De acordo com o El País, Arce solicitou que o novo comando militar recoloque as Forças Armadas em seu “devido lugar na sociedade”. Em novembro de 2019, os militares apoiaram o movimento que destituiu Evo Morales e forçaram sua saída do país após uma série de protestos violentos.

“O desafio atual é fazer com que o povo volte a confiar que [as Forças Armadas] respeitarão os processos democráticos“, disse o novo presidente boliviano, no poder desde o último dia 8.

O principal demissionário é a o general Williams Kalimán, apoiador de Áñez após assumir como comandante em chefe das Forças Armadas. Quem assume seu lugar é o general de aviação Jaime Zabala.

Na Bolívia, Luis Arce reafirma influência em troca de comando das Forças Armadas
Luis Arce (sentado, à esquerda) em cerimônia de nomeação do novo alto escalão militar na capital boliviana, La Paz, em novembro de 2020 (Foto: Twitter/Luis Arce)
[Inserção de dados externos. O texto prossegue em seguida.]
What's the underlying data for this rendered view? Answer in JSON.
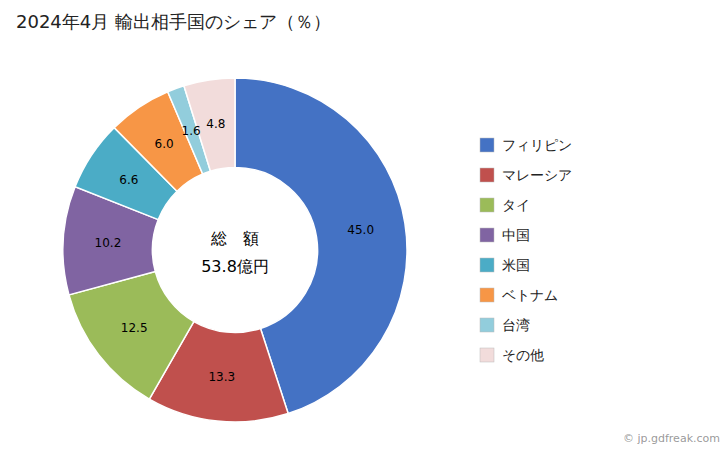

Em seu discurso de posse, Zabala afirmou que as Forças Armadas são a “única e indivisível” instituição boliviana responsável pela segurança e defesa do país.

Seria uma resposta às propostas recentes do MAS (Movimento ao Socialismo) sobre criação de “milícias voluntárias” para evitar movimentos semelhantes aos de 2019.

Com o apoio dos novos comandantes militares, Arce busca reconstruir a influência do MAS sobre a polícia boliviana. A guarda apoiou diretamente a queda de Evo Morales.

“Nunca mais deverá haver um motim policial como o que precipitou a queda do MAS em 2019”, disse o novo ministro do Interior, Carlos Eduardo Del Castillo, que prometeu “mais profissionalismo” à classe.